Full transparency here: I’ve never been consistent with anything. Not with school, not with work, not even with hobbies — and certainly not with exercise. I struggle to find the time for things I’m passionate about, much less things I feel I have a begrudging obligation to do. I’ve always been the type of person to pick something up and put it down 20 minutes later, distracted by something else. And yet, I’m supposed to be training to run a relay marathon. Something you definitely, definitely should train for — consistently.

How’s that going for me, you may ask? Not too good, not too bad. 

I signed up for this race about a month ago. The moment I got the news that I would be running the third leg (5.7 miles), I pulled out my Google Calendar and made myself a schedule. At 9 a.m. every day before classes, I would run four miles, shower and head to class. I even gave myself the weekends to recover. Now, it’s almost a month later, and I don’t think I’ve followed that schedule once. 

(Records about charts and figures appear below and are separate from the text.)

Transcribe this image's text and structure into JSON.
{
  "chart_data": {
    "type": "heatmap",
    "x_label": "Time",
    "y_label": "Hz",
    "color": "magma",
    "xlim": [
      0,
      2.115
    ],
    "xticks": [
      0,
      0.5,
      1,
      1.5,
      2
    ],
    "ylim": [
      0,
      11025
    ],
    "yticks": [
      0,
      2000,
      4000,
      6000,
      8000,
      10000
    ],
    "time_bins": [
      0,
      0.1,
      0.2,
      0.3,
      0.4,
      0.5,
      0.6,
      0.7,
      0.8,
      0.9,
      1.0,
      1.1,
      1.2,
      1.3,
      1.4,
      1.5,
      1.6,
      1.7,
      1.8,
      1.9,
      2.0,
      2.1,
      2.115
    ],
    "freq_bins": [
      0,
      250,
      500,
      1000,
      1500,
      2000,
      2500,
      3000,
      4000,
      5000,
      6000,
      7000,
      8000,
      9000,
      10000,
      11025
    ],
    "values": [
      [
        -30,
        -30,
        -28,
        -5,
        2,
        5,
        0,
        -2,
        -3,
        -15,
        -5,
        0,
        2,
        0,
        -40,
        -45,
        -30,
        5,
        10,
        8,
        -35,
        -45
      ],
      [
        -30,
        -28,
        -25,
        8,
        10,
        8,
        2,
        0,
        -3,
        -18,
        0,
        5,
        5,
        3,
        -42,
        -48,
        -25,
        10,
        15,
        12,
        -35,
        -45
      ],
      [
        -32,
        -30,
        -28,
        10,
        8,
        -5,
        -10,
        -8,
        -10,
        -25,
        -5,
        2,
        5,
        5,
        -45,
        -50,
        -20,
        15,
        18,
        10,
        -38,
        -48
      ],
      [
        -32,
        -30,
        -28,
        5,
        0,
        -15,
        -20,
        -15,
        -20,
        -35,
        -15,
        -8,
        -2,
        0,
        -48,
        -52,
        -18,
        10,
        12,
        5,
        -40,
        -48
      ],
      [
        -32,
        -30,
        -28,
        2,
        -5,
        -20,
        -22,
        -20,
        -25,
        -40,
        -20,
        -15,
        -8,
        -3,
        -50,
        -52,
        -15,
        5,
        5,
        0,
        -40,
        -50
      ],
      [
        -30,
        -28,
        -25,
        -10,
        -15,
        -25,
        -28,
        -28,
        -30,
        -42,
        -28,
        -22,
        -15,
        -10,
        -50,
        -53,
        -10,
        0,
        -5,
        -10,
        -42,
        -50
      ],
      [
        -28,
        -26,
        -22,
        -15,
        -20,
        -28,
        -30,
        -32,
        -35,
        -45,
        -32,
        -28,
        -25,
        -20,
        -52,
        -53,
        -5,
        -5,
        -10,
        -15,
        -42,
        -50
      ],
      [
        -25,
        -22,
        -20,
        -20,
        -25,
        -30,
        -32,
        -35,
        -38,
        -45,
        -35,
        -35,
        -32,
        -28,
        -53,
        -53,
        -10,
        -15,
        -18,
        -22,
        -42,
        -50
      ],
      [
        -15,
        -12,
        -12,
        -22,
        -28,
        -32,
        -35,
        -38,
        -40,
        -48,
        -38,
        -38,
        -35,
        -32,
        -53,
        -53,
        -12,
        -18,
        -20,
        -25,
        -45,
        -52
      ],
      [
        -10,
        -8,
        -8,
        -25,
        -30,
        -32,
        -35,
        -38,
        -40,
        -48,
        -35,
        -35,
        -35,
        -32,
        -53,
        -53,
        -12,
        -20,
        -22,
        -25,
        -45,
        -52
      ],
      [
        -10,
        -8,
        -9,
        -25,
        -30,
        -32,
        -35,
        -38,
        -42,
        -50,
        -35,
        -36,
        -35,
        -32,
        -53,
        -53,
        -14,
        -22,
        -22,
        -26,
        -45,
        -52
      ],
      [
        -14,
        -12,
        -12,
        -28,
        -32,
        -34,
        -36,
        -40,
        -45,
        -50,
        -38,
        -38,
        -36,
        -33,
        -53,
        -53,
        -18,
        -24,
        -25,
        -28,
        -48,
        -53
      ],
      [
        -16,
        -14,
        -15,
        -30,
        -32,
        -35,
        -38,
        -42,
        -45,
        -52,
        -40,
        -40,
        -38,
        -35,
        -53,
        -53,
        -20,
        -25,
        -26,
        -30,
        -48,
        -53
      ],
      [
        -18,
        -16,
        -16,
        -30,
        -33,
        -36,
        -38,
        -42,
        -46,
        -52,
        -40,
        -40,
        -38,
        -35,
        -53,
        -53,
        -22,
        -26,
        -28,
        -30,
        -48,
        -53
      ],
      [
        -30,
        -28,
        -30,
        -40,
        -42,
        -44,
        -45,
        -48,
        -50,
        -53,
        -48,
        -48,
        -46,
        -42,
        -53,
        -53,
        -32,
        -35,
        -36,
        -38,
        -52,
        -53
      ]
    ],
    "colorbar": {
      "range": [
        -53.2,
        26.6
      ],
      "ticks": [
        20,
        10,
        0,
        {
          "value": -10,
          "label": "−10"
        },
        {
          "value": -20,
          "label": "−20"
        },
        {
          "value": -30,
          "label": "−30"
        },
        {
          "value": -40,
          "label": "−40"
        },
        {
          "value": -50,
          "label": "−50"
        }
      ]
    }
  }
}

It’s not that I didn’t try to follow it. On day one of my training, I dragged myself out of bed and ran around the Palmer Commons facility track until my lungs hurt. On day three, however, my bed was too comfortable to leave and my body was as heavy as a corpse. The next week, I tried again to follow this schedule, and it almost stuck — until day four came and went. My training schedule was thus forgotten and laid to rest; natural order returned to my life once more. 

I didn’t forget about the marathon or the looming deadline above my head. I still wasn’t a fast runner, and I didn’t even know if I could run six miles. And yet, all of this pressure couldn’t get me to do what I thought every other runner naturally could: train consistently. Every runner I know always seems to wake up at 5 a.m. with a smile and run 100 miles before getting ready for the day an hour later, rejuvenated by the exercise. Part of me still thinks it’s some kind of superpower, easily accessible to everyone but me.

It’s not that I’m not taking this seriously, I really am — I just also have to work with myself to find some kind of healthy medium. Dealing with my routine-averse brain is like negotiating with a knife-wielding toddler. There is no winning — only damage control. I know I’m not the consistent type, and that’s okay. I just have to work around that part of me. 

So instead of the everyday wake up, get changed, run around, shower, go to class schedule, I had to come up with a new (frankly, ridiculous and quite embarrassing) method. I have two alarms that go off every day of the week. Instead of morning runs, I’ve set these to go off a few hours after my classes end. My alarm blares, the word “RUN???” illuminating the screen. It gives me a built-in option to deny a workout if I feel I’m too busy, but this way, I’ve also given myself no excuse if I really feel I have an hour of free time. This has led to me running at any hour of the day, whether it’s 2 p.m. on a Monday or 8 p.m. on a Thursday. I now find myself training three times a week at the very least, but without rhyme or reason as to when that training actually happens. 

I’m happy I found this schedule; it’s allowed me to train in a way that works for me, however unconventional it may be. I know I’ll never be the kind of runner to hit the pavement every day or gather the motivation to wake up with the sun, but that doesn’t really matter to me as long as I’m running. My way is a little silly, a bit inconsistent. But if it works, it works.